What a wonderful relic of the past they are, but with technology, we have to constantly improve and older plugins like Java or Silverlight simply can’t keep up. Thus Chrome and other browsers decided to give them the boot. It seems that the guys and gals at Mozilla share the same view about their relevance and decided to end the plugin reign on Firefox browsers by the end of 2016.
Most of the older plugins are based on the Netscape Plugin Application Programming Interface (NPAPI) extension and these are the ones that are getting the boot. So don’t worry about your precious Mozilla apps, they’re not going anywhere (sadly). NPAPI’s previous role was to do all the heavy lifting (video streaming, browser games, advanced graphics etc.) that older versions of the browsers simply couldn’t handle at the time. Well, times are changing (or have changed) and most, if not all, browsers don’t have to rely on Netscape plugins any longer, the exception for this plugin purge being Flash. Smedberg stating: “Because Adobe Flash is still a common part of the Web experience for most users, we will continue to support Flash within Firefox as an exception to the general plugin policy”.

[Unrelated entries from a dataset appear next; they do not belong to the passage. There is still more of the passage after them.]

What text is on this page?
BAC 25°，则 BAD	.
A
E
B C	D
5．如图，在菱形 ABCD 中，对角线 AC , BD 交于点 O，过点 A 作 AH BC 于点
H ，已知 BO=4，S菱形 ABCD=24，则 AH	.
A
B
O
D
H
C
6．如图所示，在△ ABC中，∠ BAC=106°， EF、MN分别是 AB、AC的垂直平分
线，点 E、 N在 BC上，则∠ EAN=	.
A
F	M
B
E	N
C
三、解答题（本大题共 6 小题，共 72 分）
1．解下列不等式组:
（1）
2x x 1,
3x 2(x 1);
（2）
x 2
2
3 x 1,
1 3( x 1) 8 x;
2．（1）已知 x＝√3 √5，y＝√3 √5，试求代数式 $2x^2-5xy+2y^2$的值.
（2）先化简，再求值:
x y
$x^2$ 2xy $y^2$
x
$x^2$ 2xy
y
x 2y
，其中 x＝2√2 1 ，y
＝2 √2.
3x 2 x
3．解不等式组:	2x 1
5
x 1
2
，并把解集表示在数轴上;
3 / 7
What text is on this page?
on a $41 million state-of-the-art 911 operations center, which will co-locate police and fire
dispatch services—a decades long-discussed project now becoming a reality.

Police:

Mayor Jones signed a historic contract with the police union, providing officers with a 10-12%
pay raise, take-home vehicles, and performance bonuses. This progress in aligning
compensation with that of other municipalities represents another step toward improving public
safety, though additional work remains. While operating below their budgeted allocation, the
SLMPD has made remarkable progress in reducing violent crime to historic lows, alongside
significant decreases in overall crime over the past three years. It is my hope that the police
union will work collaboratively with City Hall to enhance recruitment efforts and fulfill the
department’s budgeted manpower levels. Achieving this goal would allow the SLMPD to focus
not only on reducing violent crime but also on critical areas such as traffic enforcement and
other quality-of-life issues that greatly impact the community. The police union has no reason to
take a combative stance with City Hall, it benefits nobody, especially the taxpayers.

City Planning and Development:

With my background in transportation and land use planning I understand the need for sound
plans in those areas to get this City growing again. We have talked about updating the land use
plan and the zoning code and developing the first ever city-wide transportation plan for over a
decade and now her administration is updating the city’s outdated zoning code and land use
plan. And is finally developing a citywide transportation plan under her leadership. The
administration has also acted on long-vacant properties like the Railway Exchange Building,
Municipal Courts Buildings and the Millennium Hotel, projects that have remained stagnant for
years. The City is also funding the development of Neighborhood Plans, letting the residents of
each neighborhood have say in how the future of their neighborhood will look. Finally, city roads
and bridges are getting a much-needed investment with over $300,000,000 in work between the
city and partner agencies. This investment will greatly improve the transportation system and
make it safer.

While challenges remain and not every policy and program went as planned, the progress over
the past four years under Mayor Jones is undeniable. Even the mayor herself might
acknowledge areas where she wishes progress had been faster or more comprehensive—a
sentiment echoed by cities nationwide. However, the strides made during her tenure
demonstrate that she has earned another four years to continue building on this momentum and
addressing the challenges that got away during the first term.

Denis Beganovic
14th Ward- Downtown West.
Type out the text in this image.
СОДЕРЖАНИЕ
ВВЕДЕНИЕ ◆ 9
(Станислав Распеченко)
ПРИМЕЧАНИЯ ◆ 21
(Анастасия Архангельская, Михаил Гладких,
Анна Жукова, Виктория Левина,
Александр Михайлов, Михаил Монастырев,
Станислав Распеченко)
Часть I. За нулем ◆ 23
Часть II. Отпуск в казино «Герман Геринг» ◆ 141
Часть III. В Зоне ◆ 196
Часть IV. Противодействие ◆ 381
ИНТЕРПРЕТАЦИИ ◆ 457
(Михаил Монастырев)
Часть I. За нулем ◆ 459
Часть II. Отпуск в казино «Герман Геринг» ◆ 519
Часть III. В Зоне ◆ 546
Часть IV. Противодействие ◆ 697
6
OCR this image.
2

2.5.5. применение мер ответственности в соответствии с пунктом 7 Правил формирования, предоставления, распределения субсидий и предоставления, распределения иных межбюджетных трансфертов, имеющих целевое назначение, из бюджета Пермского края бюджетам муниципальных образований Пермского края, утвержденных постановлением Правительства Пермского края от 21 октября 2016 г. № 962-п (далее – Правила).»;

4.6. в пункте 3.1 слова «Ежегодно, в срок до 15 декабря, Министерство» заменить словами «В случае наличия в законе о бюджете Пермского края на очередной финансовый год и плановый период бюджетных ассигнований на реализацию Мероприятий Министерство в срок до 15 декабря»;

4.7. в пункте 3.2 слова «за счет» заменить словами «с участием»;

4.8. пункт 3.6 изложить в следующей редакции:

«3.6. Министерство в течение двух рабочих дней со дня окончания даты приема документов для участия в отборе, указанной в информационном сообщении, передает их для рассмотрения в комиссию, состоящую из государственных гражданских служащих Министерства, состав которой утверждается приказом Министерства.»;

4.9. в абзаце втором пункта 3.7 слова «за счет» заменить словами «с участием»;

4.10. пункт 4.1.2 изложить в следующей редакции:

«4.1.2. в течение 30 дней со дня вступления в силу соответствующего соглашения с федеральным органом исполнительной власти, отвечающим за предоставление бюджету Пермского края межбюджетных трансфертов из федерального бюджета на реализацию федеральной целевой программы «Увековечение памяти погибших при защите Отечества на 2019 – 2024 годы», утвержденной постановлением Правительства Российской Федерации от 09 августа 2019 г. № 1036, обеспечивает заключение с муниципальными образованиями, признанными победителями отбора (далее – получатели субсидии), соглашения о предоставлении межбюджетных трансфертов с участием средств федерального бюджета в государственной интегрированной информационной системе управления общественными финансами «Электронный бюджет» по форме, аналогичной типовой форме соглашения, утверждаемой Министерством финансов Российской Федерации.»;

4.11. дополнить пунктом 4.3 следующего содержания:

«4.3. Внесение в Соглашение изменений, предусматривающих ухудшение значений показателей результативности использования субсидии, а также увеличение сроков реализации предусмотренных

At the end of the day, the change is quite understandable and people should also be able to understand that change (in this case especially) is very good. Those plugins were dragging down the user experience by offering services that were performing at a slow (to stopping rate) or even in its “best” case scenario, crashed your browser. Browsers understood this and took the step to add a more stable “plugin” that was native based to the browser (example: HTML 5) and thus rid us of the lacking performance those plugins brought us. The only shame about this is that the Unity engine is also a NPAPI plugin and this change will turn unity based browser games incompatible by the end of 2016. The gamer inside of me is shedding a tear right now, but the tech guy inside me appreciates the change and knows that Unity will most likely adapt to the new decisions being made.